Ferrara e Travaglio, durissima polemica sull’antisemitismo
Il direttore del Foglio ha contestato il collega del Fatto per vignette satiriche contro Netanyahu a suo dire ingiustificabili
Una forte controversia è esplosa in questi giorni tra Giuliano Ferrara e Marco Travaglio, due personalità di spicco nel panorama giornalistico italiano. La disputa ha preso piede in seguito a commenti e dichiarazioni che hanno coinvolto temi delicati legati alla comunità ebraica, scatenando un acceso dibattito mediatico.
Ferrara, comunista in gioventù ma da lunghi anni conservatore e fondatore del quotidiano Il Foglio, ha duramente criticato le posizioni di Marco Travaglio, direttore de Il Fatto Quotidiano. Al centro della disputa gli ebrei e l’antisemitismo, con tutte le conseguenze e interpretazioni sul piano storico e politico attuale. Travaglio, dal canto suo, si è difeso dalle accuse di Ferrara sostenendo di non aver mai espresso posizioni antisemite. Per Ferrara, infatti, il Fatto ha pubblicato vignette satiriche contro il premier israeliano Benjamin Netanyahu che in realtà erano soltanto vignette razziste, antisemite e cariche di odio verso gli ebrei.
L’attacco di Ferrara
La controversia è iniziata con un editoriale di Giuliano Ferrara pubblicato su Il Foglio, in cui il giornalista ha attaccato apertamente Travaglio, accusandolo di avere una posizione ambigua riguardo alla questione ebraica e di non prendere abbastanza le distanze da argomenti che potrebbero essere interpretati come antisionisti o, in alcuni casi, antisemiti.

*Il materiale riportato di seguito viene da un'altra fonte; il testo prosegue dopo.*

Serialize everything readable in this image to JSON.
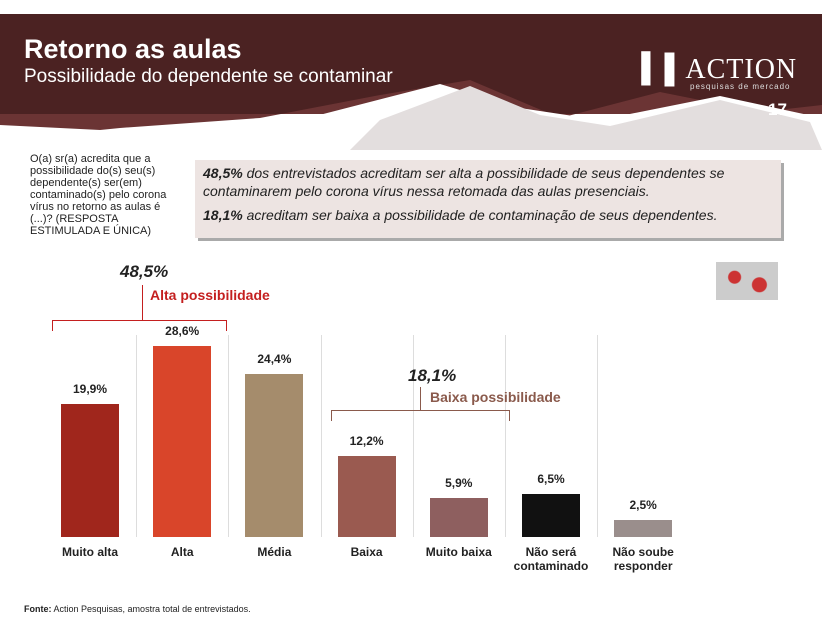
{
  "slide": {
    "logo": "ACTION",
    "logo_tagline": "pesquisas de mercado",
    "page_number": "17",
    "question": "O(a) sr(a) acredita que a possibilidade do(s) seu(s) dependente(s) ser(em) contaminado(s) pelo corona vírus no retorno as aulas é (...)? (RESPOSTA ESTIMULADA E ÚNICA)",
    "callout": [
      {
        "bold": "48,5%",
        "text": " dos entrevistados acreditam ser alta a possibilidade de seus dependentes se contaminarem pelo corona vírus nessa retomada das aulas presenciais."
      },
      {
        "bold": "18,1%",
        "text": " acreditam ser baixa a possibilidade de contaminação de seus dependentes."
      }
    ],
    "source_label": "Fonte:",
    "source": "Action Pesquisas, amostra total de entrevistados."
  },
  "chart_data": {
    "type": "bar",
    "title": "Retorno as aulas",
    "subtitle": "Possibilidade do dependente se contaminar",
    "categories": [
      "Muito alta",
      "Alta",
      "Média",
      "Baixa",
      "Muito baixa",
      "Não será contaminado",
      "Não soube responder"
    ],
    "values": [
      19.9,
      28.6,
      24.4,
      12.2,
      5.9,
      6.5,
      2.5
    ],
    "value_labels": [
      "19,9%",
      "28,6%",
      "24,4%",
      "12,2%",
      "5,9%",
      "6,5%",
      "2,5%"
    ],
    "colors": [
      "#a0261c",
      "#d9452a",
      "#a58c6c",
      "#9a5a50",
      "#8e5f5f",
      "#111111",
      "#9a8e8c"
    ],
    "groups": [
      {
        "total": {
          "value": 48.5,
          "label": "48,5%"
        },
        "name": "Alta possibilidade",
        "color": "#c41f1f"
      },
      {
        "total": {
          "value": 18.1,
          "label": "18,1%"
        },
        "name": "Baixa possibilidade",
        "color": "#8a5a4c"
      }
    ]
  }
}
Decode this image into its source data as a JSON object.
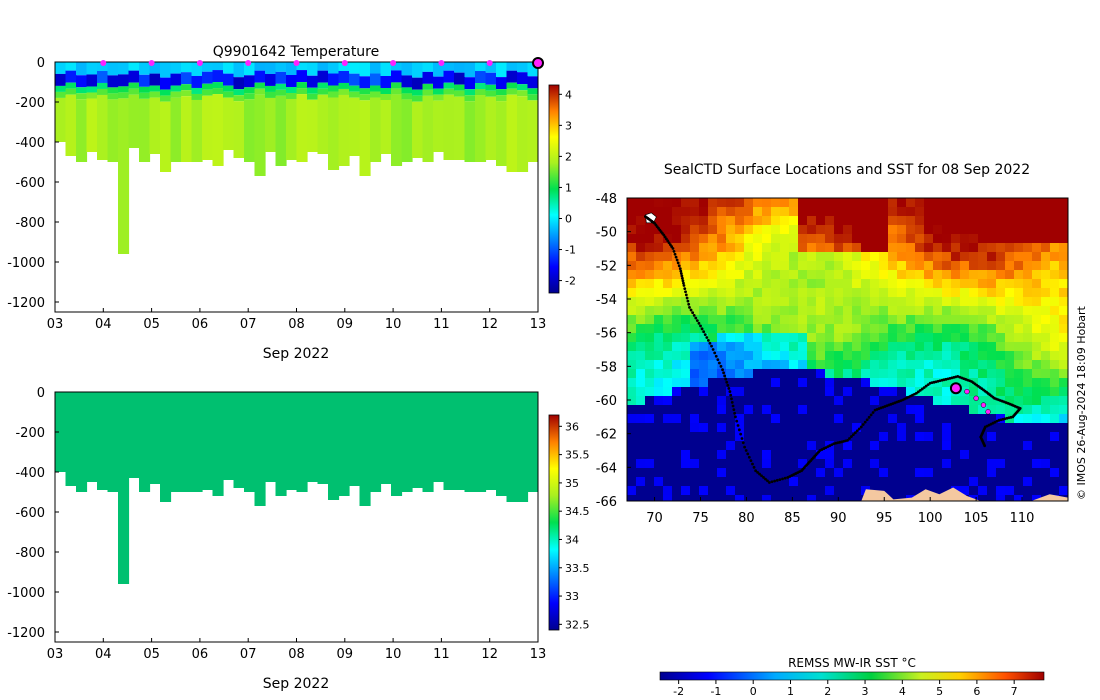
{
  "chart_data": [
    {
      "type": "heatmap",
      "title": "Q9901642  Temperature",
      "xlabel": "Sep 2022",
      "x_ticks": [
        "03",
        "04",
        "05",
        "06",
        "07",
        "08",
        "09",
        "10",
        "11",
        "12",
        "13"
      ],
      "xlim": [
        3,
        13
      ],
      "ylim": [
        -1250,
        0
      ],
      "y_ticks": [
        0,
        -200,
        -400,
        -600,
        -800,
        -1000,
        -1200
      ],
      "colorbar": {
        "min": -2.4,
        "max": 4.3,
        "ticks": [
          4,
          3,
          2,
          1,
          0,
          -1,
          -2
        ]
      },
      "profile_markers_day": [
        4,
        5,
        6,
        7,
        8,
        9,
        10,
        11,
        12
      ],
      "latest_marker_day": 13,
      "profile_depths_m": [
        400,
        470,
        500,
        450,
        490,
        500,
        960,
        430,
        500,
        460,
        550,
        500,
        500,
        500,
        490,
        520,
        440,
        480,
        500,
        570,
        450,
        520,
        490,
        500,
        450,
        460,
        540,
        520,
        470,
        570,
        500,
        460,
        520,
        500,
        480,
        500,
        450,
        490,
        490,
        500,
        500,
        490,
        520,
        550,
        550,
        500
      ],
      "layers": [
        {
          "from": 0,
          "to": 60,
          "temp": -0.2
        },
        {
          "from": 60,
          "to": 120,
          "temp": -1.5
        },
        {
          "from": 120,
          "to": 150,
          "temp": 0.9
        },
        {
          "from": 150,
          "to": 180,
          "temp": 1.4
        },
        {
          "from": 180,
          "to": 9999,
          "temp": 1.8
        }
      ]
    },
    {
      "type": "heatmap",
      "title": "",
      "xlabel": "Sep 2022",
      "x_ticks": [
        "03",
        "04",
        "05",
        "06",
        "07",
        "08",
        "09",
        "10",
        "11",
        "12",
        "13"
      ],
      "xlim": [
        3,
        13
      ],
      "ylim": [
        -1250,
        0
      ],
      "y_ticks": [
        0,
        -200,
        -400,
        -600,
        -800,
        -1000,
        -1200
      ],
      "colorbar": {
        "min": 32.4,
        "max": 36.2,
        "ticks": [
          36,
          35.5,
          35,
          34.5,
          34,
          33.5,
          33,
          32.5
        ]
      },
      "uniform_value": 34.6
    },
    {
      "type": "map",
      "title": "SealCTD Surface Locations and SST for 08 Sep 2022",
      "xlim": [
        67,
        115
      ],
      "ylim": [
        -66,
        -48
      ],
      "x_ticks": [
        70,
        75,
        80,
        85,
        90,
        95,
        100,
        105,
        110
      ],
      "y_ticks": [
        -48,
        -50,
        -52,
        -54,
        -56,
        -58,
        -60,
        -62,
        -64,
        -66
      ],
      "colorbar_title": "REMSS MW-IR SST °C",
      "colorbar": {
        "min": -2.5,
        "max": 7.8,
        "ticks": [
          -2,
          -1,
          0,
          1,
          2,
          3,
          4,
          5,
          6,
          7
        ]
      },
      "credit": "© IMOS 26-Aug-2024 18:09 Hobart",
      "track": [
        [
          69.0,
          -49.1
        ],
        [
          70.0,
          -49.5
        ],
        [
          71.0,
          -50.2
        ],
        [
          72.0,
          -51.0
        ],
        [
          72.8,
          -52.2
        ],
        [
          73.2,
          -53.2
        ],
        [
          73.8,
          -54.5
        ],
        [
          75.0,
          -55.6
        ],
        [
          76.2,
          -56.8
        ],
        [
          77.4,
          -58.2
        ],
        [
          78.2,
          -59.5
        ],
        [
          78.8,
          -61.0
        ],
        [
          79.8,
          -62.8
        ],
        [
          81.0,
          -64.2
        ],
        [
          82.5,
          -64.9
        ],
        [
          84.5,
          -64.6
        ],
        [
          86.0,
          -64.2
        ],
        [
          87.0,
          -63.6
        ],
        [
          88.0,
          -63.0
        ],
        [
          89.5,
          -62.6
        ],
        [
          91.0,
          -62.4
        ],
        [
          92.5,
          -61.6
        ],
        [
          94.0,
          -60.6
        ],
        [
          95.5,
          -60.3
        ],
        [
          97.0,
          -60.0
        ],
        [
          98.5,
          -59.6
        ],
        [
          100.0,
          -59.0
        ],
        [
          101.5,
          -58.8
        ],
        [
          103.0,
          -58.6
        ],
        [
          104.5,
          -58.9
        ],
        [
          105.8,
          -59.4
        ],
        [
          107.0,
          -59.9
        ],
        [
          108.5,
          -60.2
        ],
        [
          109.8,
          -60.5
        ],
        [
          109.0,
          -61.0
        ],
        [
          107.5,
          -61.2
        ],
        [
          106.0,
          -61.6
        ],
        [
          105.5,
          -62.2
        ],
        [
          106.0,
          -62.8
        ]
      ],
      "recent_track": [
        [
          102.8,
          -59.3
        ],
        [
          104.0,
          -59.5
        ],
        [
          105.0,
          -59.9
        ],
        [
          105.8,
          -60.3
        ],
        [
          106.3,
          -60.7
        ]
      ],
      "current_position": [
        102.8,
        -59.3
      ]
    }
  ]
}
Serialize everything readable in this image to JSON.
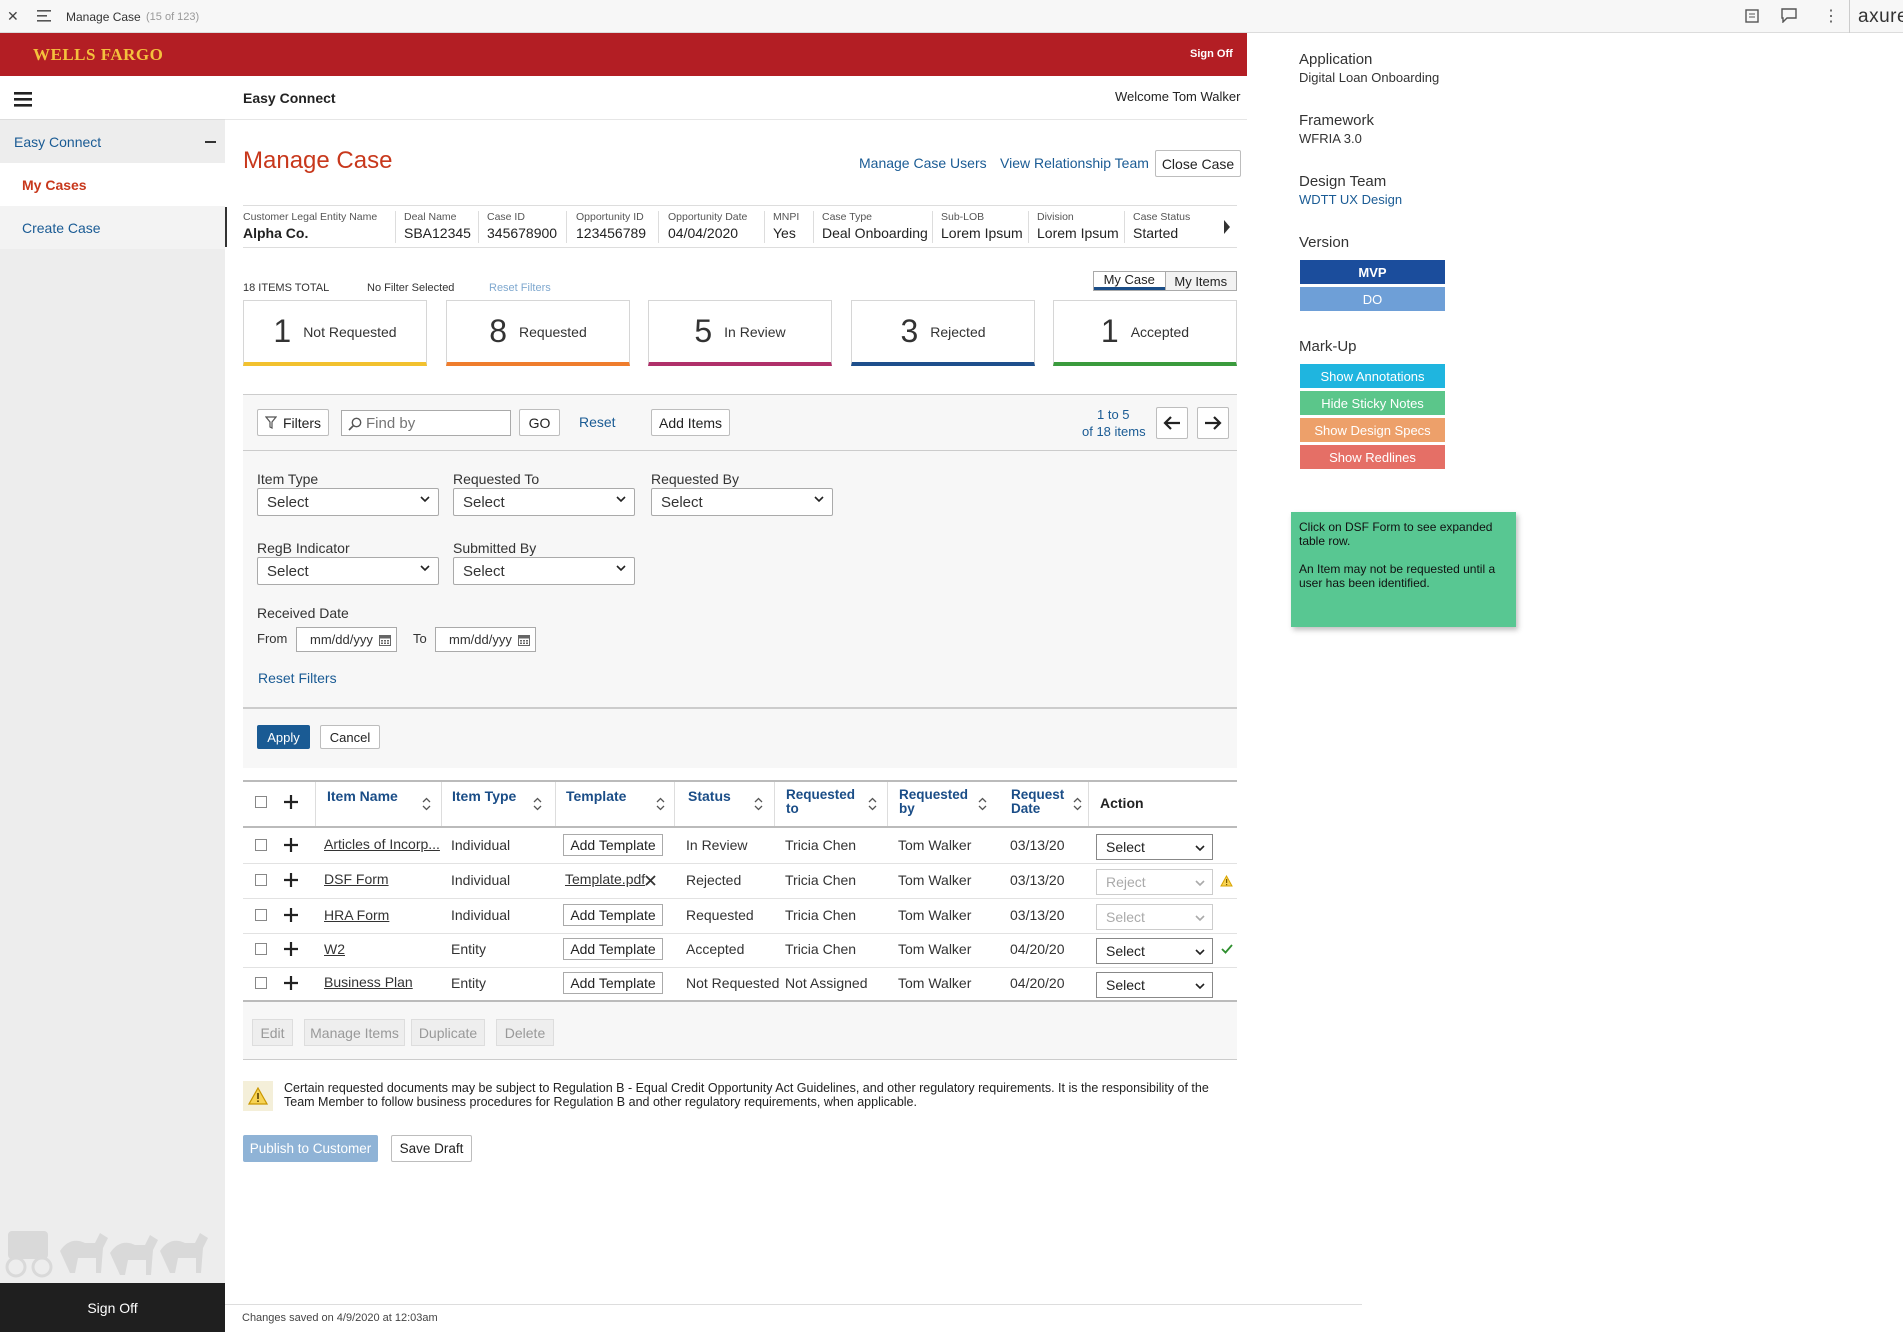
{
  "viewer": {
    "title": "Manage Case",
    "page_counter": "(15 of 123)",
    "brand": "axure"
  },
  "header": {
    "logo": "WELLS FARGO",
    "sign_off": "Sign Off",
    "app_name": "Easy Connect",
    "welcome": "Welcome Tom Walker"
  },
  "sidebar": {
    "section": "Easy Connect",
    "items": [
      {
        "label": "My Cases"
      },
      {
        "label": "Create Case"
      }
    ],
    "sign_off": "Sign Off"
  },
  "page": {
    "title": "Manage Case",
    "actions": {
      "manage_users": "Manage Case Users",
      "view_team": "View Relationship Team",
      "close_case": "Close Case"
    }
  },
  "case_info": [
    {
      "label": "Customer Legal Entity Name",
      "value": "Alpha Co."
    },
    {
      "label": "Deal Name",
      "value": "SBA12345"
    },
    {
      "label": "Case ID",
      "value": "345678900"
    },
    {
      "label": "Opportunity ID",
      "value": "123456789"
    },
    {
      "label": "Opportunity Date",
      "value": "04/04/2020"
    },
    {
      "label": "MNPI",
      "value": "Yes"
    },
    {
      "label": "Case Type",
      "value": "Deal Onboarding"
    },
    {
      "label": "Sub-LOB",
      "value": "Lorem Ipsum"
    },
    {
      "label": "Division",
      "value": "Lorem Ipsum"
    },
    {
      "label": "Case Status",
      "value": "Started"
    }
  ],
  "summary": {
    "total": "18 ITEMS TOTAL",
    "filter_state": "No Filter Selected",
    "reset_filters": "Reset Filters",
    "toggle": [
      "My Case",
      "My Items"
    ]
  },
  "status_cards": [
    {
      "count": "1",
      "label": "Not Requested",
      "color": "#f2c12e"
    },
    {
      "count": "8",
      "label": "Requested",
      "color": "#ef7d2d"
    },
    {
      "count": "5",
      "label": "In Review",
      "color": "#b0306a"
    },
    {
      "count": "3",
      "label": "Rejected",
      "color": "#1e4f8c"
    },
    {
      "count": "1",
      "label": "Accepted",
      "color": "#3a9b3d"
    }
  ],
  "toolbar": {
    "filters": "Filters",
    "search_placeholder": "Find by",
    "go": "GO",
    "reset": "Reset",
    "add_items": "Add Items",
    "pagination_range": "1 to 5",
    "pagination_total": "of 18 items"
  },
  "filters": {
    "item_type": {
      "label": "Item Type",
      "value": "Select"
    },
    "requested_to": {
      "label": "Requested To",
      "value": "Select"
    },
    "requested_by": {
      "label": "Requested By",
      "value": "Select"
    },
    "regb": {
      "label": "RegB Indicator",
      "value": "Select"
    },
    "submitted_by": {
      "label": "Submitted By",
      "value": "Select"
    },
    "received_date": {
      "label": "Received Date",
      "from": "From",
      "to": "To",
      "placeholder": "mm/dd/yyy"
    },
    "reset": "Reset Filters",
    "apply": "Apply",
    "cancel": "Cancel"
  },
  "table": {
    "headers": [
      "Item Name",
      "Item Type",
      "Template",
      "Status",
      "Requested to",
      "Requested by",
      "Request Date",
      "Action"
    ],
    "rows": [
      {
        "name": "Articles of Incorp...",
        "type": "Individual",
        "template": "Add Template",
        "status": "In Review",
        "req_to": "Tricia Chen",
        "req_by": "Tom Walker",
        "date": "03/13/20",
        "action": "Select"
      },
      {
        "name": "DSF Form",
        "type": "Individual",
        "template": "Template.pdf",
        "status": "Rejected",
        "req_to": "Tricia Chen",
        "req_by": "Tom Walker",
        "date": "03/13/20",
        "action": "Reject"
      },
      {
        "name": "HRA Form",
        "type": "Individual",
        "template": "Add Template",
        "status": "Requested",
        "req_to": "Tricia Chen",
        "req_by": "Tom Walker",
        "date": "03/13/20",
        "action": "Select"
      },
      {
        "name": "W2",
        "type": "Entity",
        "template": "Add Template",
        "status": "Accepted",
        "req_to": "Tricia Chen",
        "req_by": "Tom Walker",
        "date": "04/20/20",
        "action": "Select"
      },
      {
        "name": "Business Plan",
        "type": "Entity",
        "template": "Add Template",
        "status": "Not Requested",
        "req_to": "Not Assigned",
        "req_by": "Tom Walker",
        "date": "04/20/20",
        "action": "Select"
      }
    ],
    "bulk_actions": [
      "Edit",
      "Manage Items",
      "Duplicate",
      "Delete"
    ]
  },
  "notice": {
    "text": "Certain requested documents may be subject to Regulation B - Equal Credit Opportunity Act Guidelines, and other regulatory requirements. It is the responsibility of the Team Member to follow business procedures for Regulation B and other regulatory requirements, when applicable."
  },
  "footer_actions": {
    "publish": "Publish to Customer",
    "save_draft": "Save Draft",
    "saved": "Changes saved on 4/9/2020 at 12:03am"
  },
  "right_panel": {
    "application_label": "Application",
    "application": "Digital Loan Onboarding",
    "framework_label": "Framework",
    "framework": "WFRIA 3.0",
    "design_team_label": "Design Team",
    "design_team": "WDTT UX Design",
    "version_label": "Version",
    "versions": [
      "MVP",
      "DO"
    ],
    "markup_label": "Mark-Up",
    "markup_buttons": [
      "Show Annotations",
      "Hide Sticky Notes",
      "Show Design Specs",
      "Show Redlines"
    ],
    "sticky_note": [
      "Click on DSF Form to see expanded table row.",
      "An Item may not be requested until a user has been identified."
    ]
  }
}
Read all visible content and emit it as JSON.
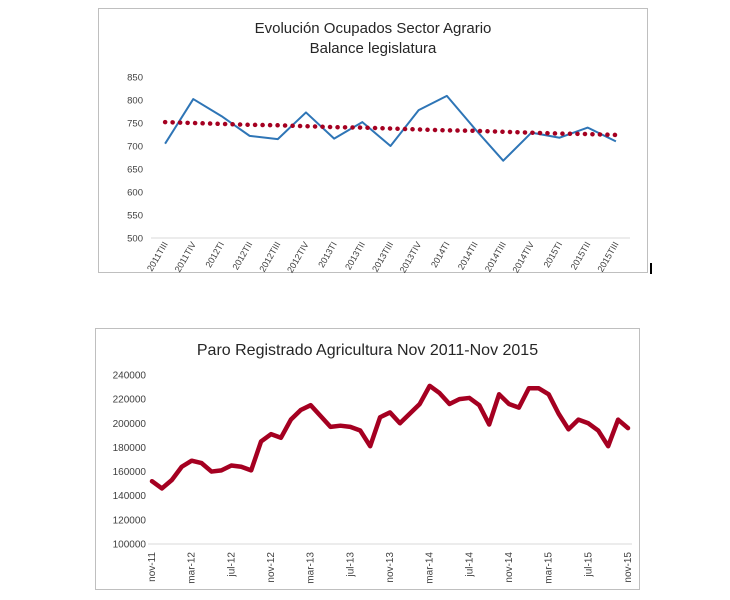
{
  "chart_data": [
    {
      "type": "line",
      "title": "Evolución Ocupados Sector Agrario",
      "subtitle": "Balance legislatura",
      "categories": [
        "2011TIII",
        "2011TIV",
        "2012TI",
        "2012TII",
        "2012TIII",
        "2012TIV",
        "2013TI",
        "2013TII",
        "2013TIII",
        "2013TIV",
        "2014TI",
        "2014TII",
        "2014TIII",
        "2014TIV",
        "2015TI",
        "2015TII",
        "2015TIII"
      ],
      "series": [
        {
          "values": [
            705,
            802,
            765,
            722,
            715,
            773,
            716,
            752,
            700,
            778,
            809,
            737,
            668,
            729,
            718,
            740,
            710
          ],
          "color": "#2e75b6",
          "style": "solid"
        },
        {
          "values": [
            752,
            750,
            748,
            746,
            745,
            743,
            741,
            740,
            738,
            736,
            734,
            733,
            731,
            729,
            727,
            726,
            724
          ],
          "color": "#a50021",
          "style": "dotted-trendline"
        }
      ],
      "yticks": [
        500,
        550,
        600,
        650,
        700,
        750,
        800,
        850
      ],
      "ylim": [
        500,
        850
      ],
      "grid": false,
      "xlabel": "",
      "ylabel": ""
    },
    {
      "type": "line",
      "title": "Paro Registrado Agricultura Nov 2011-Nov 2015",
      "x": [
        "nov-11",
        "dic-11",
        "ene-12",
        "feb-12",
        "mar-12",
        "abr-12",
        "may-12",
        "jun-12",
        "jul-12",
        "ago-12",
        "sep-12",
        "oct-12",
        "nov-12",
        "dic-12",
        "ene-13",
        "feb-13",
        "mar-13",
        "abr-13",
        "may-13",
        "jun-13",
        "jul-13",
        "ago-13",
        "sep-13",
        "oct-13",
        "nov-13",
        "dic-13",
        "ene-14",
        "feb-14",
        "mar-14",
        "abr-14",
        "may-14",
        "jun-14",
        "jul-14",
        "ago-14",
        "sep-14",
        "oct-14",
        "nov-14",
        "dic-14",
        "ene-15",
        "feb-15",
        "mar-15",
        "abr-15",
        "may-15",
        "jun-15",
        "jul-15",
        "ago-15",
        "sep-15",
        "oct-15",
        "nov-15"
      ],
      "xtick_labels": [
        "nov-11",
        "mar-12",
        "jul-12",
        "nov-12",
        "mar-13",
        "jul-13",
        "nov-13",
        "mar-14",
        "jul-14",
        "nov-14",
        "mar-15",
        "jul-15",
        "nov-15"
      ],
      "series": [
        {
          "values": [
            152000,
            146000,
            153000,
            164000,
            169000,
            167000,
            160000,
            161000,
            165000,
            164000,
            161000,
            185000,
            191000,
            188000,
            203000,
            211000,
            215000,
            206000,
            197000,
            198000,
            197000,
            194000,
            181000,
            205000,
            209000,
            200000,
            208000,
            216000,
            231000,
            225000,
            216000,
            220000,
            221000,
            215000,
            199000,
            224000,
            216000,
            213000,
            229000,
            229000,
            224000,
            208000,
            195000,
            203000,
            200000,
            194000,
            181000,
            203000,
            196000
          ],
          "color": "#a50021"
        }
      ],
      "yticks": [
        100000,
        120000,
        140000,
        160000,
        180000,
        200000,
        220000,
        240000
      ],
      "ylim": [
        100000,
        240000
      ],
      "grid": false,
      "xlabel": "",
      "ylabel": ""
    }
  ]
}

Ferrara ha definito le posizioni di Travaglio “pericolose” e “fuorvianti“. E ha sottolineato che in un contesto storico e politico complesso come quello del Medio Oriente e, più in generale, della percezione dell’ebraismo in Italia, sarebbe fondamentale mantenere chiarezza nelle proprie dichiarazioni pubbliche.
La risposta di Travaglio
La risposta di Marco Travaglio non si è fatta attendere. In un lungo articolo pubblicato su Il Fatto Quotidiano, Travaglio ha rigettato le accuse di Ferrara, affermando che il suo intento non era mai stato quello di offendere la comunità ebraica. E neppure di assumere posizioni critiche verso l’ebraismo in sé. Travaglio ha ribadito di aver sempre condannato fermamente ogni forma di antisemitismo, specificando che la sua analisi riguardava esclusivamente le dinamiche geopolitiche del Medio Oriente. Il direttore del Fatto ha sottolineato la necessità di distinguere tra critiche legittime verso lo Stato di Israele e il diffondersi di pregiudizi antisemiti.
La disputa ha generato un’ampia discussione sia tra i lettori dei due quotidiani, sia all’interno della comunità ebraica italiana, che ha espresso posizioni divergenti riguardo alla polemica. Alcuni membri della comunità hanno appoggiato Ferrara, condividendo il timore che il dibattito pubblico in Italia stia sfumando verso pericolose ambiguità che potrebbero alimentare l’antisemitismo. Altri, invece, hanno manifestato comprensione per Travaglio, riconoscendo che è possibile criticare la politica di Israele senza mettere in discussione l’identità ebraica o promuovere pregiudizi.
Il presidente dell’Unione delle Comunità Ebraiche Italiane (UCEI) è intervenuto per cercare di calmare le acque, dichiarando che il dialogo e la comprensione reciproca sono fondamentali in momenti come questo. La disputa tra Ferrara e Travaglio ha evidenziato una delle problematiche centrali nel dibattito pubblico italiano: il confine sottile tra critica politica e intolleranza religiosa o etnica. In un mondo sempre più polarizzato, la capacità di distinguere tra un’analisi critica delle politiche di uno Stato e le accuse di pregiudizio verso una comunità è diventata un terreno scivoloso.